En attendant 2012, la fin de la décennie ATT

Élu en mai 2002, le chef de l'État achèvera son second et dernier mandat en 2012.

Élu en mai 2002, le chef de l'État achèvera son second et dernier mandat en 2012. © D.R.

Dynamisme économique, chantiers tous azimuts, progrès sociaux et sanitaires, respect de la démocratie… Le bilan d’Amadou Toumani Touré est plutôt positif. Même ses détracteurs le concèdent. Parmi les derniers défis d’ATT avant 2012 qui clôturera une décennie à la tête du Mali : réorganiser les institutions et faire adopter un code de la personne et de la famille.

Cité comme modèle de démocratie dans la sous-région et sur le continent, le Mali a transformé son capital sympathie en admiration grâce à ses progrès économiques et sociaux. Cette mutation est le fait du président Amadou Toumani Touré, ATT pour ses compatriotes. Nul opposant, même parmi ses adversaires les plus tenaces, ne saurait contester les bienfaits de ses choix politiques (consensus et dialogue permanent) et de sa stratégie de développement.
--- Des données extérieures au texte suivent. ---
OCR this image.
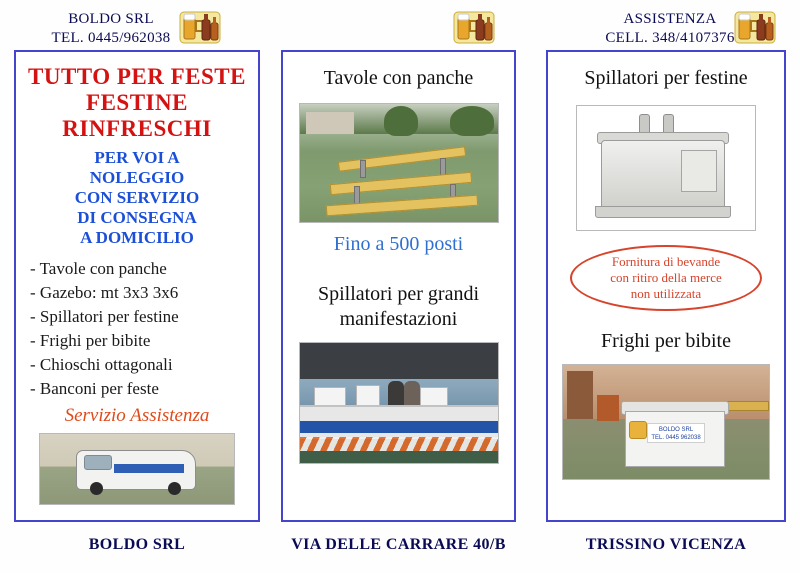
BOLDO SRL
TEL. 0445/962038
ASSISTENZA
CELL. 348/4107376
TUTTO PER FESTE
FESTINE
RINFRESCHI
PER VOI A
NOLEGGIO
CON SERVIZIO
DI CONSEGNA
A DOMICILIO
- Tavole con panche
- Gazebo: mt 3x3 3x6
- Spillatori per festine
- Frighi per bibite
- Chioschi ottagonali
- Banconi per feste
Servizio Assistenza
Tavole con panche
Fino a 500 posti
Spillatori per grandi
manifestazioni
Spillatori per festine
Fornitura di bevande
con ritiro della merce
non utilizzata
Frighi per bibite
BOLDO SRL
TEL. 0445 962038
BOLDO SRL	VIA DELLE CARRARE 40/B	TRISSINO VICENZA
Rival malheureux du chef de l’État en 2002 et en 2007, Ibrahim Boubacar Keïta (IBK), ancien Premier ministre d’Alpha Oumar Konaré et patron du Rassemblement pour le Mali (RPM, troisième force politique du pays), le concède volontiers. « Les avancées enregistrées par notre pays sont indéniables, dit-il, et notre satisfaction est double. D’une part, nous sommes heureux pour le Mali. D’autre part, si le mérite en revient au président de la République, notre décision de l’accompagner durant ses deux mandats nous gratifie d’une part de responsabilité dans l’œuvre accomplie. » De bonne guerre…

Un pragmatisme payant

Les performances d’ATT sont d’autant plus méritoires qu’elles ont été réalisées dans une conjoncture internationale des plus défavorables. Trois mois après son investiture, le 8 juin 2002, une crise durable frappe de plein fouet la Côte d’Ivoire et le port d’Abidjan, par où transitent plus de 80 % des échanges extérieurs du Mali. Jamais le pays n’a paru aussi enclavé. Les recettes douanières, principal pourvoyeur du Trésor public, chutent de manière vertigineuse, le coût des importations s’envole et les produits maliens à l’export sont de moins en moins compétitifs.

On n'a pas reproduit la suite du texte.